Bispecific Antibodies and Immune Cell Engagers
摘要
Bispecific antibodies (BsAbs) are uniquely constructed molecules composed of Fab and Fc fragments that merge cytotoxic immune cells with tumor cells to effect tumor cell lysis. They are off-the-shelf T-cell-based cancer immunotherapies that have distinct advantages over immune checkpoint inhibitors by being MHC molecule independent and do not rely on the complex manufacturing process involved in chimeric antigen T-cell therapies.

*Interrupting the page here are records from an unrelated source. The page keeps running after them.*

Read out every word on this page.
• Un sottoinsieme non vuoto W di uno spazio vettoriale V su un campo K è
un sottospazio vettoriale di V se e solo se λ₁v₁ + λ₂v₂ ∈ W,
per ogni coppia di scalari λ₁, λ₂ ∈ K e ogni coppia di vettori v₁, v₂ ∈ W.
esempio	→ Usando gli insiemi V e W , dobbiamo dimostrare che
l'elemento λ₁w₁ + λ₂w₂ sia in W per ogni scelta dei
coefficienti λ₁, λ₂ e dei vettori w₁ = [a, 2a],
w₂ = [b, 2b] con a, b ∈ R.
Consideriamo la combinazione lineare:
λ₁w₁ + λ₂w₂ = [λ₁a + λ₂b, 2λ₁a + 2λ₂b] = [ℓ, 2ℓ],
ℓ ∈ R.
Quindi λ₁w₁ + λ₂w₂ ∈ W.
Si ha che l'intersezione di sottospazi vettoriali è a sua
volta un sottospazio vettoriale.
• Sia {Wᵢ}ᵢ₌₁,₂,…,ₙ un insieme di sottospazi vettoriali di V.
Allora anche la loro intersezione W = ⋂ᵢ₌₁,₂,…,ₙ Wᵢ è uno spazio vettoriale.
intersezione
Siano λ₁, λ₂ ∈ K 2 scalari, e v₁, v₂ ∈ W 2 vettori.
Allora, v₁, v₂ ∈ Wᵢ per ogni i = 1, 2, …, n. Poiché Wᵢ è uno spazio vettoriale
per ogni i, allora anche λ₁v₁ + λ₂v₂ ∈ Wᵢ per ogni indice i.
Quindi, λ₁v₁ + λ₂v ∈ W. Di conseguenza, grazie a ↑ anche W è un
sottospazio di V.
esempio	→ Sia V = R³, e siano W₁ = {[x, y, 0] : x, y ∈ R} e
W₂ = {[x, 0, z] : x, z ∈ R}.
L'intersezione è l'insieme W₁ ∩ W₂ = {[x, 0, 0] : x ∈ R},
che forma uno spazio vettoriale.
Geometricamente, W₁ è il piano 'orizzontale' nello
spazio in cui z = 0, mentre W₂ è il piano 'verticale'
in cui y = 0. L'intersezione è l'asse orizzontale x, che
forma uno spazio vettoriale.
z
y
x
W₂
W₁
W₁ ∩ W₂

First approved for hematologic malignancies, acute lymphoblastic leukemia, aggressive and indolent non-Hodgkin lymphoma (NHL) (diffuse large B-cell lymphoma (DLBCL) and follicular lymphoma (FL)), and multiple myeloma, bispecific antibodies such as amivantamab have indications for solid tumors. A new form of bispecific antibodies combining checkpoints such as CTLA-4, PD-1, and PD-1 are in development, and an investigational BsAb when combined with lenvatinib is showing efficacy in metastatic hepatocellular carcinoma. Immune-related adverse events such as hematologic malignancies, cytokine release syndrome, and immune effector cell–associated neurotoxicity syndrome (ICANS) accompany the administration of bispecific antibodies and must be appropriately managed.